“I see no reason to hope so. Either there is no God, and we shall still be at the mercy of the blind destiny we suffer under here; or there is a God, the God who looks on at this world and makes no sign! The sooner we escape from Him by annihilation the better.”
“Christians would tell you He had given a sign.”
“Yes; so they do in words and deny it in deeds. Nothing is sadder in the whole tragedy, or comedy, than these pitiable efforts to hide the truth, to gloss it over with fables which nobody in his heart of hearts believes—at least in these days. Why not face the worst like men? If we can’t help being unhappy we can help being dishonest and cowardly. Existence is a misfortune. Let us frankly confess that it is, and make the best of it.”
He was not looking at his watch now; he was pacing the room.
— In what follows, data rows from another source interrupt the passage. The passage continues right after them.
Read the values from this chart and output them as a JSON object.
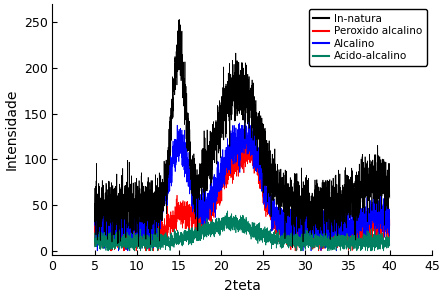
{
  "title": "",
  "xlabel": "2teta",
  "ylabel": "Intensidade",
  "xlim": [
    0,
    45
  ],
  "ylim": [
    -5,
    270
  ],
  "xticks": [
    0,
    5,
    10,
    15,
    20,
    25,
    30,
    35,
    40,
    45
  ],
  "yticks": [
    0,
    50,
    100,
    150,
    200,
    250
  ],
  "legend_labels": [
    "In-natura",
    "Peroxido alcalino",
    "Alcalino",
    "Acido-alcalino"
  ],
  "legend_colors": [
    "#000000",
    "#ff0000",
    "#0000ff",
    "#008060"
  ],
  "line_width": 0.5,
  "seed": 12345,
  "n_points": 3500
}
At last, he was in earnest, and had forgotten all accidents of time and place before the same enigma which perplexed myself.
“The best of it!” I re-echoed. “Surely, under these circumstances, the best thing would be to commit suicide?”
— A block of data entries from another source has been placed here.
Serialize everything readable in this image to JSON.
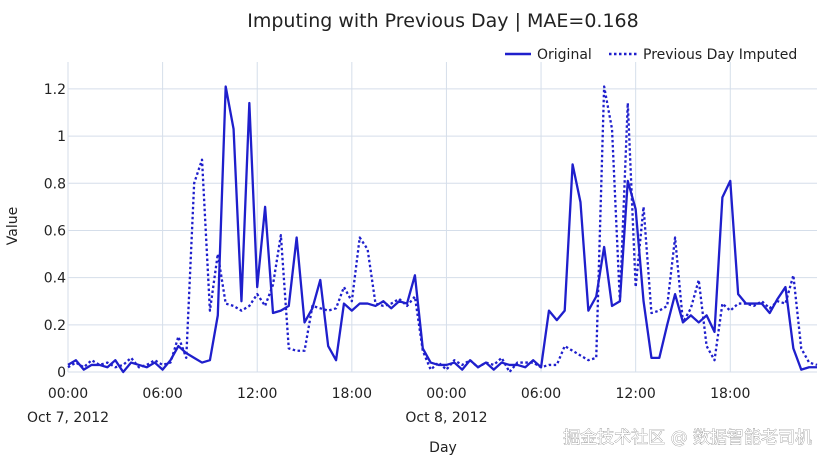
{
  "watermark": "掘金技术社区 @ 数据智能老司机",
  "chart_data": {
    "type": "line",
    "title": "Imputing with Previous Day | MAE=0.168",
    "xlabel": "Day",
    "ylabel": "Value",
    "x_unit": "hour",
    "x_start": "2012-10-07 00:00",
    "xlim": [
      0,
      47.5
    ],
    "ylim": [
      0,
      1.28
    ],
    "y_ticks": [
      0,
      0.2,
      0.4,
      0.6,
      0.8,
      1,
      1.2
    ],
    "y_tick_labels": [
      "0",
      "0.2",
      "0.4",
      "0.6",
      "0.8",
      "1",
      "1.2"
    ],
    "x_ticks": [
      0,
      6,
      12,
      18,
      24,
      30,
      36,
      42
    ],
    "x_tick_labels": [
      "00:00",
      "06:00",
      "12:00",
      "18:00",
      "00:00",
      "06:00",
      "12:00",
      "18:00"
    ],
    "x_tick_sublabels": [
      "Oct 7, 2012",
      "",
      "",
      "",
      "Oct 8, 2012",
      "",
      "",
      ""
    ],
    "grid": true,
    "legend_position": "top-right",
    "colors": {
      "line": "#1f1fcc",
      "grid": "#d5deea",
      "background": "#ffffff"
    },
    "series": [
      {
        "name": "Original",
        "style": "solid",
        "x": [
          0,
          0.5,
          1,
          1.5,
          2,
          2.5,
          3,
          3.5,
          4,
          4.5,
          5,
          5.5,
          6,
          6.5,
          7,
          7.5,
          8,
          8.5,
          9,
          9.5,
          10,
          10.5,
          11,
          11.5,
          12,
          12.5,
          13,
          13.5,
          14,
          14.5,
          15,
          15.5,
          16,
          16.5,
          17,
          17.5,
          18,
          18.5,
          19,
          19.5,
          20,
          20.5,
          21,
          21.5,
          22,
          22.5,
          23,
          23.5,
          24,
          24.5,
          25,
          25.5,
          26,
          26.5,
          27,
          27.5,
          28,
          28.5,
          29,
          29.5,
          30,
          30.5,
          31,
          31.5,
          32,
          32.5,
          33,
          33.5,
          34,
          34.5,
          35,
          35.5,
          36,
          36.5,
          37,
          37.5,
          38,
          38.5,
          39,
          39.5,
          40,
          40.5,
          41,
          41.5,
          42,
          42.5,
          43,
          43.5,
          44,
          44.5,
          45,
          45.5,
          46,
          46.5,
          47,
          47.5
        ],
        "values": [
          0.03,
          0.05,
          0.01,
          0.03,
          0.03,
          0.02,
          0.05,
          0.0,
          0.04,
          0.03,
          0.02,
          0.04,
          0.01,
          0.05,
          0.11,
          0.08,
          0.06,
          0.04,
          0.05,
          0.24,
          1.21,
          1.03,
          0.3,
          1.14,
          0.36,
          0.7,
          0.25,
          0.26,
          0.28,
          0.57,
          0.21,
          0.27,
          0.39,
          0.11,
          0.05,
          0.29,
          0.26,
          0.29,
          0.29,
          0.28,
          0.3,
          0.27,
          0.3,
          0.29,
          0.41,
          0.1,
          0.04,
          0.03,
          0.03,
          0.04,
          0.01,
          0.05,
          0.02,
          0.04,
          0.01,
          0.04,
          0.03,
          0.03,
          0.02,
          0.05,
          0.02,
          0.26,
          0.22,
          0.26,
          0.88,
          0.72,
          0.26,
          0.32,
          0.53,
          0.28,
          0.3,
          0.81,
          0.69,
          0.3,
          0.06,
          0.06,
          0.2,
          0.33,
          0.21,
          0.24,
          0.21,
          0.24,
          0.17,
          0.74,
          0.81,
          0.33,
          0.29,
          0.29,
          0.29,
          0.25,
          0.31,
          0.36,
          0.1,
          0.01,
          0.02,
          0.02
        ]
      },
      {
        "name": "Previous Day Imputed",
        "style": "dotted",
        "x": [
          0,
          0.5,
          1,
          1.5,
          2,
          2.5,
          3,
          3.5,
          4,
          4.5,
          5,
          5.5,
          6,
          6.5,
          7,
          7.5,
          8,
          8.5,
          9,
          9.5,
          10,
          10.5,
          11,
          11.5,
          12,
          12.5,
          13,
          13.5,
          14,
          14.5,
          15,
          15.5,
          16,
          16.5,
          17,
          17.5,
          18,
          18.5,
          19,
          19.5,
          20,
          20.5,
          21,
          21.5,
          22,
          22.5,
          23,
          23.5,
          24,
          24.5,
          25,
          25.5,
          26,
          26.5,
          27,
          27.5,
          28,
          28.5,
          29,
          29.5,
          30,
          30.5,
          31,
          31.5,
          32,
          32.5,
          33,
          33.5,
          34,
          34.5,
          35,
          35.5,
          36,
          36.5,
          37,
          37.5,
          38,
          38.5,
          39,
          39.5,
          40,
          40.5,
          41,
          41.5,
          42,
          42.5,
          43,
          43.5,
          44,
          44.5,
          45,
          45.5,
          46,
          46.5,
          47,
          47.5
        ],
        "values": [
          0.02,
          0.04,
          0.02,
          0.05,
          0.03,
          0.04,
          0.02,
          0.03,
          0.06,
          0.02,
          0.03,
          0.05,
          0.03,
          0.04,
          0.15,
          0.06,
          0.8,
          0.9,
          0.26,
          0.5,
          0.29,
          0.28,
          0.26,
          0.28,
          0.33,
          0.28,
          0.37,
          0.58,
          0.1,
          0.09,
          0.09,
          0.28,
          0.27,
          0.26,
          0.27,
          0.36,
          0.3,
          0.57,
          0.52,
          0.29,
          0.28,
          0.29,
          0.31,
          0.28,
          0.32,
          0.09,
          0.01,
          0.04,
          0.01,
          0.05,
          0.03,
          0.05,
          0.02,
          0.04,
          0.03,
          0.06,
          0.0,
          0.04,
          0.04,
          0.04,
          0.02,
          0.03,
          0.03,
          0.11,
          0.09,
          0.07,
          0.05,
          0.06,
          1.21,
          1.03,
          0.3,
          1.14,
          0.36,
          0.7,
          0.25,
          0.26,
          0.28,
          0.57,
          0.21,
          0.27,
          0.39,
          0.11,
          0.05,
          0.29,
          0.26,
          0.29,
          0.29,
          0.28,
          0.3,
          0.27,
          0.3,
          0.29,
          0.41,
          0.1,
          0.04,
          0.03
        ]
      }
    ]
  }
}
“No,” he cried, stopping and turning sharply upon me. “The worst, because the most cowardly; so long as you have strength, brains, money—anything with which you can do good.”
He looked past me through the window into the outer air, no longer faintly tinged, but dyed deep red by the light of the unseen but resplendent sunset, and added slowly, dejectedly, as if speaking to himself as much as to me—
“Yes, there is one thing worth living for—to help to make it all a little more bearable for the others.”
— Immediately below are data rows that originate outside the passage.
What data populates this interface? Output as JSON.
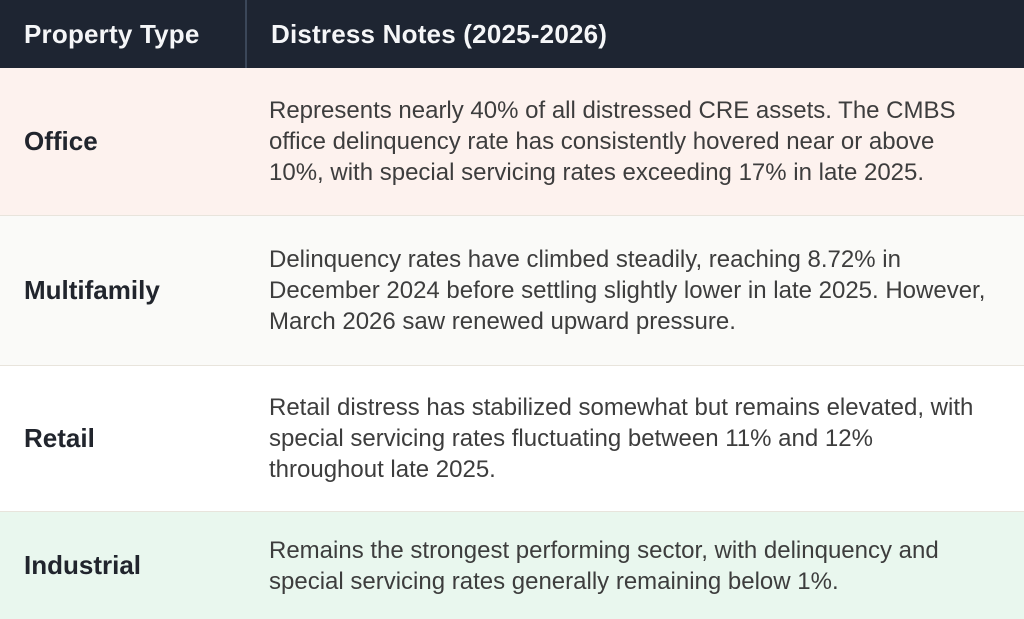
{
  "table": {
    "columns": [
      {
        "label": "Property Type"
      },
      {
        "label": "Distress Notes (2025-2026)"
      }
    ],
    "rows": [
      {
        "property_type": "Office",
        "note": "Represents nearly 40% of all distressed CRE assets. The CMBS office delinquency rate has consistently hovered near or above 10%, with special servicing rates exceeding 17% in late 2025.",
        "bg": "#fdf2ee"
      },
      {
        "property_type": "Multifamily",
        "note": "Delinquency rates have climbed steadily, reaching 8.72% in December 2024 before settling slightly lower in late 2025. However, March 2026 saw renewed upward pressure.",
        "bg": "#fafaf8"
      },
      {
        "property_type": "Retail",
        "note": "Retail distress has stabilized somewhat but remains elevated, with special servicing rates fluctuating between 11% and 12% throughout late 2025.",
        "bg": "#ffffff"
      },
      {
        "property_type": "Industrial",
        "note": "Remains the strongest performing sector, with delinquency and special servicing rates generally remaining below 1%.",
        "bg": "#e9f7ee"
      }
    ],
    "colors": {
      "header_bg": "#1e2532",
      "header_text": "#f5f6f8",
      "header_divider": "#3b4759",
      "row_separator": "#e8e4dc",
      "label_text": "#21252d",
      "note_text": "#3d3d3d"
    }
  }
}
And then all at once, his face, so virile yet so delicate, so young and yet so sad, reminded me of one I had seen in an old picture—the face of an angel watching beside the dead Christ; and I cried—
“But are you certain He has made no sign; not hundreds of years ago, but in your own lifetime? not to saint or apostle, but to you, yourself? Has nothing which has happened to you, nothing you have ever seen or read or heard, tempted you to hope in something better?”
“Yes,” he said deliberately; “I have had my weak moments. My conviction has wavered, not before religious teaching of any kind, however, nor before Nature, in which some people seem to find such promise; but I have met one or two women, and one man—all of them unknown, unremarkable people—whom the world never heard of, nor is likely to hear of, living uneventful obscure lives in out-of-the-way corners. For instance, there is a lady in this very neighbourhood, a relation of Sir George Atherley, I believe, Mrs. de No—”
“Her ladyship would like to see you in the drawing-room, sir,” said Castleman, suddenly coming in.
The doctor bowed to me and immediately left the room.
MRS. MOSTYN’S GOSPEL
“No, they have not seen any more ghosts, sir,” replied Castleman scornfully next day, “and never need have seen any. It is all along of this tea-drinking. We did not have this bother when the women took their beer regular. These teetotallers have done a lot of harm. They ought to be put down by Act of Parliament.”